The council went ahead with its money-saving plan and created the ten CPLs, managed by a council cost centre for community-led services.  The cost centre used to manage mobile libraries and prison lending, too, but the mobile libraries service was closed in 2011 and responsibility for the prison service was transferred elsewhere, leaving the cost centre in charge of just the CPLs.

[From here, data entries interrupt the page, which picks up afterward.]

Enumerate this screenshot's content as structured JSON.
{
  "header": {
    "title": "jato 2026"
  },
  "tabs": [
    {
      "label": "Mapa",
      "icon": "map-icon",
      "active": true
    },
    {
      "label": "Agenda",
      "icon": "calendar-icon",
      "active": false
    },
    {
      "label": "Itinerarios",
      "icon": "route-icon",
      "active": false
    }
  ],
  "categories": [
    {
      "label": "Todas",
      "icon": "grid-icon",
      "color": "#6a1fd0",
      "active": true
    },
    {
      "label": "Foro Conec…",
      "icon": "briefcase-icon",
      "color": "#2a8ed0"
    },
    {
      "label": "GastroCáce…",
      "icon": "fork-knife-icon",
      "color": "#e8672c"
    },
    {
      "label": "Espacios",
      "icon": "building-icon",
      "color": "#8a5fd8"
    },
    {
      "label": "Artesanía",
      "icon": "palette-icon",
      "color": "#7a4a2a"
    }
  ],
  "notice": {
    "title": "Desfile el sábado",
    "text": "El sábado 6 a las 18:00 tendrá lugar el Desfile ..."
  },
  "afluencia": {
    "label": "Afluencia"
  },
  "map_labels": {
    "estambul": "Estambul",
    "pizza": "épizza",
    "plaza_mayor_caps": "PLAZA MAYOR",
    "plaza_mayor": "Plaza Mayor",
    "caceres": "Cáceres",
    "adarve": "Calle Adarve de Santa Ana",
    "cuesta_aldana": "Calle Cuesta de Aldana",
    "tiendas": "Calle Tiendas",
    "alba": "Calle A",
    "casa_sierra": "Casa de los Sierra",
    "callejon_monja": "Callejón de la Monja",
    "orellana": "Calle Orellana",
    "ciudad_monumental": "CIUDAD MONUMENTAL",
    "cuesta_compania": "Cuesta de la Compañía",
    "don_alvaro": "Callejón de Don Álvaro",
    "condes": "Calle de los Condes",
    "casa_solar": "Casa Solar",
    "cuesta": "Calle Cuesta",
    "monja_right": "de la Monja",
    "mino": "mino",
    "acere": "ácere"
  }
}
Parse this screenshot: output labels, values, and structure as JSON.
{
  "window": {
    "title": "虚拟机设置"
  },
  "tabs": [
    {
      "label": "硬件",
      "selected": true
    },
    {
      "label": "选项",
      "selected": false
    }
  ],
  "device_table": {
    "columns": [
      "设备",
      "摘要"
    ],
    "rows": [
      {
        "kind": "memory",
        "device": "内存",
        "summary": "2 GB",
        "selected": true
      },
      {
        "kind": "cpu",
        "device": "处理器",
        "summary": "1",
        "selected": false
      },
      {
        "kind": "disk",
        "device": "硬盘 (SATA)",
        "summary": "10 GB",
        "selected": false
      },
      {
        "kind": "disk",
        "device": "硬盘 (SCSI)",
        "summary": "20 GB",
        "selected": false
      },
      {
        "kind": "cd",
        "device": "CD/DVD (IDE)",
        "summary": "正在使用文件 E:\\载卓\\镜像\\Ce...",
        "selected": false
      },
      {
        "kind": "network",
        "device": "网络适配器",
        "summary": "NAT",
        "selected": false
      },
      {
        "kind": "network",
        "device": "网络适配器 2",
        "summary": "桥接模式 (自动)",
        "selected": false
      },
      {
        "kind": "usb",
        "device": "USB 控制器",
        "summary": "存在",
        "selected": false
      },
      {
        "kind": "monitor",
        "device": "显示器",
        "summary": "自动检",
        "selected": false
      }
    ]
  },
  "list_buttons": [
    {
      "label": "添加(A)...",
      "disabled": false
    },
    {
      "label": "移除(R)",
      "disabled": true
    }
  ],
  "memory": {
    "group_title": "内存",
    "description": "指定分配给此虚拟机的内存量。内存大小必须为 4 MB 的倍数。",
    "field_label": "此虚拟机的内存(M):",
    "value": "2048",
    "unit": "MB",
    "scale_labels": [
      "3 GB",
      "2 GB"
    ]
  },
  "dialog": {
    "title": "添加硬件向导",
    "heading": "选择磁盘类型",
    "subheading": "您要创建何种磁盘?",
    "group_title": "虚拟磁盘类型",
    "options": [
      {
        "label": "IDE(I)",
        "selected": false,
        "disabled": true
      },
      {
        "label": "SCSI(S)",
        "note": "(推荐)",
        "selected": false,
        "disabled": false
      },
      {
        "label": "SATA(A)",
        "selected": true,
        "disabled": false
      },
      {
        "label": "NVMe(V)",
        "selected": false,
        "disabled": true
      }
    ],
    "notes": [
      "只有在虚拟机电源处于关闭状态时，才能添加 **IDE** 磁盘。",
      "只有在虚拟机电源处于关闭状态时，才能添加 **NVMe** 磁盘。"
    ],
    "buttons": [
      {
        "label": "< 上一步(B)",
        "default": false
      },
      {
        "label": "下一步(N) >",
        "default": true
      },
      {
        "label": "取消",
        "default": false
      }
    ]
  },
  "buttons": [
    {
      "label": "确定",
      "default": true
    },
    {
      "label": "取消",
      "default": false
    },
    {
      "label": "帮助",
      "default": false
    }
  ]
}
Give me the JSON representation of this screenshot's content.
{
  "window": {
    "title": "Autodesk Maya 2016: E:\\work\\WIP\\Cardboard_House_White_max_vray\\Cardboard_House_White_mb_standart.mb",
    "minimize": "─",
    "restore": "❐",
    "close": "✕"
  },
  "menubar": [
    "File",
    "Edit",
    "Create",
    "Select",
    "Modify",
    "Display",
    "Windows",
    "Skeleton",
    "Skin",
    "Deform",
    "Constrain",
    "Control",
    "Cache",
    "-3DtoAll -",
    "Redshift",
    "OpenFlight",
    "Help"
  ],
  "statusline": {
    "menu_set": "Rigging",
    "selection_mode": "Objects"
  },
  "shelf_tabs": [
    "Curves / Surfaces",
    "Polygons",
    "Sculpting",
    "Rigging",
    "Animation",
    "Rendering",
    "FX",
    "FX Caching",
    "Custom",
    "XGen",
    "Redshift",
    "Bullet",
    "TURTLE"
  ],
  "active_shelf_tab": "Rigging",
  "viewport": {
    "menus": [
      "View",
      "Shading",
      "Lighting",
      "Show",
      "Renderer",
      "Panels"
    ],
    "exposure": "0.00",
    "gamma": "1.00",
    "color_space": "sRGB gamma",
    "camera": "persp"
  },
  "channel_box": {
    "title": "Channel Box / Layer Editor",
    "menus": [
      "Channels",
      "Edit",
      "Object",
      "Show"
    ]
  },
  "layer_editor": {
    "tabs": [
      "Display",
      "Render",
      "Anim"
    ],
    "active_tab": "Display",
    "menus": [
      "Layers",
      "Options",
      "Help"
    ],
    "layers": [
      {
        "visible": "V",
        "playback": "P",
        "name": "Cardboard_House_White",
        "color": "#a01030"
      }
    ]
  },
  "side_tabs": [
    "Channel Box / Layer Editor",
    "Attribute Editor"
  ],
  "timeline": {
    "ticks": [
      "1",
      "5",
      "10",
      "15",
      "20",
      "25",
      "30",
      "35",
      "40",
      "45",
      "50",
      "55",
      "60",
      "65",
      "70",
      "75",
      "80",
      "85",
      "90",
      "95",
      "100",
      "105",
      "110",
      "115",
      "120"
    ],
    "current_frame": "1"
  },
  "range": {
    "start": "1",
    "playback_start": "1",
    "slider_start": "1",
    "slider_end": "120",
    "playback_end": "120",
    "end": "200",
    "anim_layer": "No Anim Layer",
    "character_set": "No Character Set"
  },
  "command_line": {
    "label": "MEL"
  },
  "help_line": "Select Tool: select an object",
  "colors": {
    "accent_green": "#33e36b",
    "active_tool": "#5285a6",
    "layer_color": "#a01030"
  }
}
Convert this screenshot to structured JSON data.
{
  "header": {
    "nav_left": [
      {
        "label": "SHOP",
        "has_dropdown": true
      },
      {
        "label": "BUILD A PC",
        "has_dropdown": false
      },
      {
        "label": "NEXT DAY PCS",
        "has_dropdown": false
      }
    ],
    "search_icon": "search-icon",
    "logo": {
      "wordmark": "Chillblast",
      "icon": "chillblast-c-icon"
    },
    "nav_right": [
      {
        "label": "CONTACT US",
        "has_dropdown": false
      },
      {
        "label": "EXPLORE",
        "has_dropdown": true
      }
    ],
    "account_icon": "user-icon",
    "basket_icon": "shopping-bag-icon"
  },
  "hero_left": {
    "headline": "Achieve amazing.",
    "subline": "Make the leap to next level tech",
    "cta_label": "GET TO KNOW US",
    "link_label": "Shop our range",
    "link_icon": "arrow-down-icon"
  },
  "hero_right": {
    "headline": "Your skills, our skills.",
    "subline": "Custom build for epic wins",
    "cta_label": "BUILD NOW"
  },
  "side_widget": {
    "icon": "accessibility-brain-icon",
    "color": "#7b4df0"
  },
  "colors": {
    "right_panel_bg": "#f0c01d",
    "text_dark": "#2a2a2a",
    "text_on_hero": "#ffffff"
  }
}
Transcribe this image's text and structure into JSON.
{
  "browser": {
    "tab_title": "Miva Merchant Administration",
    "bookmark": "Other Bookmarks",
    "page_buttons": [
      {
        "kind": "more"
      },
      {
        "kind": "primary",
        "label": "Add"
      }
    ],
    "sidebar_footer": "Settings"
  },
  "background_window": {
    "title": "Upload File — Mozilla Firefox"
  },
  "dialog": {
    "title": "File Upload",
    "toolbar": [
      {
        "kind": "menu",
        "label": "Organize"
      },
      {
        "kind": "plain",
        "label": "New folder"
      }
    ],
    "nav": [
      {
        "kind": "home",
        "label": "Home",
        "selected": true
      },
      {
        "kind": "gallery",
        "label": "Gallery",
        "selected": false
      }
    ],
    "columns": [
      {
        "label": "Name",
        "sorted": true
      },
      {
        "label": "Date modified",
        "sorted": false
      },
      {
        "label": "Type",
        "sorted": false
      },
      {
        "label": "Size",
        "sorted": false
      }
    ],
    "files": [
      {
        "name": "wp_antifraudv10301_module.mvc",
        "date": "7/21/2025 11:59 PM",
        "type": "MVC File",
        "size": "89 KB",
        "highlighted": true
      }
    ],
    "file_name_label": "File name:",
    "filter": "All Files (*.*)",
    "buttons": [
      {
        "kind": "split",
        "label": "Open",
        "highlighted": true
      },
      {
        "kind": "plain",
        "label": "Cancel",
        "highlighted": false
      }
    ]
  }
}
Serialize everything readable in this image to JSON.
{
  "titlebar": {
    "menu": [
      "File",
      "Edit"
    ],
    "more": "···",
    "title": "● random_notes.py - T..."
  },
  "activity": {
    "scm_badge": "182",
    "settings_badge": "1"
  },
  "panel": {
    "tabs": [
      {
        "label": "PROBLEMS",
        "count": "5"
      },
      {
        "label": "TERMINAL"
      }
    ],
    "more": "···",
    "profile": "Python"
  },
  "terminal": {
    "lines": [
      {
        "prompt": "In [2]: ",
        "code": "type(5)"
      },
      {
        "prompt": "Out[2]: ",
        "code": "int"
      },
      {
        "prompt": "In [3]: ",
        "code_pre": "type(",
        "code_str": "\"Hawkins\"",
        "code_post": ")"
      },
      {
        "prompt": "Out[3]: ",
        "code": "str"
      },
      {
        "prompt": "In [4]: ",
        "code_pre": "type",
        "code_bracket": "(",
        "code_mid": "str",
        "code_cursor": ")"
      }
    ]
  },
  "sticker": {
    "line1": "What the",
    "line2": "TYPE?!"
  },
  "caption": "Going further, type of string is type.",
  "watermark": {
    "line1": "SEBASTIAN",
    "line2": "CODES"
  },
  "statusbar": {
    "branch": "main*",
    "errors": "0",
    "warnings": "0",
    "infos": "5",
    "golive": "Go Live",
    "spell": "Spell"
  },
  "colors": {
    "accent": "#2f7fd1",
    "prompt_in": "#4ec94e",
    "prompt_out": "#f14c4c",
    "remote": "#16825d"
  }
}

The annual costs of this centre exceeded £400,000 in the three years from 2012/13 to 2014/15 and fell slightly to £356,525 in 2015/16 — costs remarkably similar to Milton’s original savings target for slashing librarians’ jobs.  Meanwhile, nine out of ten of the volunteer-run libraries have seen borrowing fall since they lost their paid staff.  Tattenhams library near Epsom, for example, lent more than 45,000 books in 2009/10 and just over 30,000 in 2015/16.” Surrey – Private Eye (Not available online), Issue 1444, P.33

The key to staffless provision is, apparently, keys.

Editorial

A few threads today. We have both viewpoints on volunteer libraries from Sheffield, where there is both a glowing report on how the community is rallying around and a damning letter pointing out the cut to paid staffing is less than half the continued subsidy to the volunteers. There is also mention – the first I’ve spotted from the UK – in the same angry letter of a council library changing from being dewey to being categorised. From Sunderland, we have confirmation that the branches earmarked previously for volunteers will be going that way soon, leaving only 3 out of 11 with “professional” (I suspect this largely just means “paid”) staff. Then in Warrington we have the first inkling of what the libraries “saved” after protests last year will look like. From across the water, we also have one of the chiefs of the Little Free Library movement defending his corner. It turns out that they’re not fat-cat bourgeois conspirators bent on destroying libraries after all. So, that’s at least one less thing to worry about. Finally, news from Perth and Kinross that the “Every Child A Library Member” campaign has, unsurprising, led to a whole lot of new child members and, presumably, an increase in usage. However, like so much else in libraries, there’s no real statistical evidence to show the impact of the campaign on kids reading more. Yet.

Did I say finally? Not quite yet. As the real corker for me is the Australian public library that is now at the cutting edge of library provision by allowing its members 24/7 access 365 days per year. How is it doing this? By giving them keys. In your face, staffless technology solutions.